The Heritage Lottery Fund (HLF) has announced £4.3 million in funding for urgent restoration work at the Ragged School Museum in Tower Hamlets, east London
The museum, comprising three canalside warehouses in 46-50 Copperfield Road – two of which are Grade II listed – previously housed one of the largest ‘ragged’ – or free – schools in London, which provided the poorest children in east London with a basic free education.
The school was opened in 1877 by philanthropist Thomas Barnardo, founder of the children’s charity which still bears his name, and operated until 1907, when the government started to open state schools in the area.
But the buildings, now the Ragged School Museum, which conserves the history of free schools, need extensive restoration work – including repairs to the leaking roof.

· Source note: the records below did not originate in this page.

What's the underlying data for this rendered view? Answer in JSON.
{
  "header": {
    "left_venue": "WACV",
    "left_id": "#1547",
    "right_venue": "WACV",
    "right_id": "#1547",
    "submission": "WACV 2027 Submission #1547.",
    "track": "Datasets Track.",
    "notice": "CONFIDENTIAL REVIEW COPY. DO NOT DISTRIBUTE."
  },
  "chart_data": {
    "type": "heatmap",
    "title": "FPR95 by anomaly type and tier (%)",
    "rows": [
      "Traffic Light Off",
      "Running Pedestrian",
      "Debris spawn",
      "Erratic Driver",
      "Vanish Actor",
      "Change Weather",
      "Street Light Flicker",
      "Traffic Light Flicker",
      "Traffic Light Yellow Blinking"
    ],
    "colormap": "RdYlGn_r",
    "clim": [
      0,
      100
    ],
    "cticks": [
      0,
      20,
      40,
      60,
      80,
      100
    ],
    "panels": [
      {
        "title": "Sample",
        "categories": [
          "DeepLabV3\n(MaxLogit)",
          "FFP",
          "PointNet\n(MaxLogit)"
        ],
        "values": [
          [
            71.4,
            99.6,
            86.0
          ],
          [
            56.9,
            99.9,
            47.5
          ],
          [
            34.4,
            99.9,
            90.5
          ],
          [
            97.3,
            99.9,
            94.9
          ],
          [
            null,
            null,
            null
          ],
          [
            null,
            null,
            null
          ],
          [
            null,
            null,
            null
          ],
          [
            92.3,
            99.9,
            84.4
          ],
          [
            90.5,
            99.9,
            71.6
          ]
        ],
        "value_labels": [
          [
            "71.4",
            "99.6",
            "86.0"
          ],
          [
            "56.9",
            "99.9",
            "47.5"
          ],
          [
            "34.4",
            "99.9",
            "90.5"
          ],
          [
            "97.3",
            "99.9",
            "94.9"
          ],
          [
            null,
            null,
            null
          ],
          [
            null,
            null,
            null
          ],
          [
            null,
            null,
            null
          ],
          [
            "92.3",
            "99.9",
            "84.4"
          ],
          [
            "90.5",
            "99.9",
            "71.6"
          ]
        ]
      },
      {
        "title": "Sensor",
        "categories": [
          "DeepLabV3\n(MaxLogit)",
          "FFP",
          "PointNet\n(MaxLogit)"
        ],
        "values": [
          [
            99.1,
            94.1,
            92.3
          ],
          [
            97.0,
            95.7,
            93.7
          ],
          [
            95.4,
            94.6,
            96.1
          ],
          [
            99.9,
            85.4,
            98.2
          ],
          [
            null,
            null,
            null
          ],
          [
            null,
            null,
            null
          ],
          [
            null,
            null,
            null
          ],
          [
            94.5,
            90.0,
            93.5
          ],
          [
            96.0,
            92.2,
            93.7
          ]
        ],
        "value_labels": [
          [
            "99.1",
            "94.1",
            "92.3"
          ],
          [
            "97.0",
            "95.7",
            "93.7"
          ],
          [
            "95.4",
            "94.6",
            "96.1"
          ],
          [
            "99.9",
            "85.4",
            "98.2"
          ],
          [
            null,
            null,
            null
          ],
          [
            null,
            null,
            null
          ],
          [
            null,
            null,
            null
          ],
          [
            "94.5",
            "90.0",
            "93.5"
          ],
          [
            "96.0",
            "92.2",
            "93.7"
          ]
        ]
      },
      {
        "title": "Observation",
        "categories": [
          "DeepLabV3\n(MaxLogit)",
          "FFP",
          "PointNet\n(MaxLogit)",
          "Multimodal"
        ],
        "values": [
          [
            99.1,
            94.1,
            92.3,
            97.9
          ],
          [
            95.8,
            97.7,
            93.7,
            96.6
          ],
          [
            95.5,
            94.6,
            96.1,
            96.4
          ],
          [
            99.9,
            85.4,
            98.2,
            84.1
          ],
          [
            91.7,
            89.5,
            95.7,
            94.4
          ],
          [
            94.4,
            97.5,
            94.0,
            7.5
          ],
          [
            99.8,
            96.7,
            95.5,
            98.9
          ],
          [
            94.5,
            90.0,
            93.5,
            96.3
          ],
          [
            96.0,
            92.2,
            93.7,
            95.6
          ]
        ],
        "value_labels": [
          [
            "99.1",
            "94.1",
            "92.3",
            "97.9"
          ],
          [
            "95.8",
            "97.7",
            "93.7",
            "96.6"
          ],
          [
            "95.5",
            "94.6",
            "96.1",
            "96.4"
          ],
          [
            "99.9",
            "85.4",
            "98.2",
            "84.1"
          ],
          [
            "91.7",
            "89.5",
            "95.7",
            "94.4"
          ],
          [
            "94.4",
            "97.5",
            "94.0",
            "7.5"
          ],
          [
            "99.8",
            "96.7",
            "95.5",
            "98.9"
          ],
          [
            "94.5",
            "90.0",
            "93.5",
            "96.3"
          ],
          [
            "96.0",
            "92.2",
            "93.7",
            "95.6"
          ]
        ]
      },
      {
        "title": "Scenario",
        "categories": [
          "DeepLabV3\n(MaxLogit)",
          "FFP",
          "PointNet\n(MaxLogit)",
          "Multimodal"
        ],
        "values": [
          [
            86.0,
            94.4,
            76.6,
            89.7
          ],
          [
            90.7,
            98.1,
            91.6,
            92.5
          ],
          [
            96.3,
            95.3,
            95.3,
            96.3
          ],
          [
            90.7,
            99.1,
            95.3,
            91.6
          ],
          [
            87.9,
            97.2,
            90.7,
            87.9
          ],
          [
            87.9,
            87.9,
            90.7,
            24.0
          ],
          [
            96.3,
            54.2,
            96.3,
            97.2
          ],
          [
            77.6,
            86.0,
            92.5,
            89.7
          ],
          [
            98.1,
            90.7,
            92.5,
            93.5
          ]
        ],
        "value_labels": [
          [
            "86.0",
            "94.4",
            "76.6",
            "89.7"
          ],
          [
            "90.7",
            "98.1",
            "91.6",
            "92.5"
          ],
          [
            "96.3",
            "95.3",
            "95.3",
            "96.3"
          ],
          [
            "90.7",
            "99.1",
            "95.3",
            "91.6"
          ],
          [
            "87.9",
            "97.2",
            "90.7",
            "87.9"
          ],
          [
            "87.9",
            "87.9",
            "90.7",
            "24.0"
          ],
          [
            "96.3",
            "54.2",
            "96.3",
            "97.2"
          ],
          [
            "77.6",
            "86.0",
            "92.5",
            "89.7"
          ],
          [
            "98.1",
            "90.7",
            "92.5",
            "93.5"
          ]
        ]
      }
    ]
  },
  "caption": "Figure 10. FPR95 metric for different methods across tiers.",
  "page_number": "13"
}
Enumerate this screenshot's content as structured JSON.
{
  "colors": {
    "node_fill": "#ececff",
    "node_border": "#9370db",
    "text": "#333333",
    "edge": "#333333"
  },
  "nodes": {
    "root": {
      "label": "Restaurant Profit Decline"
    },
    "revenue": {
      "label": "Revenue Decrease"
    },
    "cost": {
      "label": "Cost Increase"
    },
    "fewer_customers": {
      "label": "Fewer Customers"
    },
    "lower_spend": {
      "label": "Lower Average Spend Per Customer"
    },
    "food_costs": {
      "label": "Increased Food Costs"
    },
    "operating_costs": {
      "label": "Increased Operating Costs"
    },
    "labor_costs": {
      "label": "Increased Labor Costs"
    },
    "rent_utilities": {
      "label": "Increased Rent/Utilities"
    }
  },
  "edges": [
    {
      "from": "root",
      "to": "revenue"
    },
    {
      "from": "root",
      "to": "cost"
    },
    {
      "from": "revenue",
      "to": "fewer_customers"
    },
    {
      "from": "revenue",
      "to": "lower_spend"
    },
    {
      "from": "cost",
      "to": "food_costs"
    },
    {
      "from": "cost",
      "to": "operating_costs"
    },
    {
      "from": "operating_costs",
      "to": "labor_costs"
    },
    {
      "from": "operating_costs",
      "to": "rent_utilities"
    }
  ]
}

Erica Davies, director of the Ragged School Museum, told the AJ that one of the Grade II-listed buildings, number 46, is currently unused because it has holes in the ceilings and no heating system.
She added that a competition to select an architect for the refurbishment would be announced in the coming months.
The museum currently receives about 24,500 visitors a year, including some 15,000 from students on school trips. Davies said she hoped the restoration would increase visitor numbers and make a ’much more resilient building, safe in every sort of way’.
She added: ‘We are underusing 50 per cent of it. We can’t expand facilities and can’t expand the number of visiting schools we have in the building as it is at the moment.’
Following the school’s closure and prior to being a museum the buildings were used as a factory and were saved from demolition in the 1980s by local people.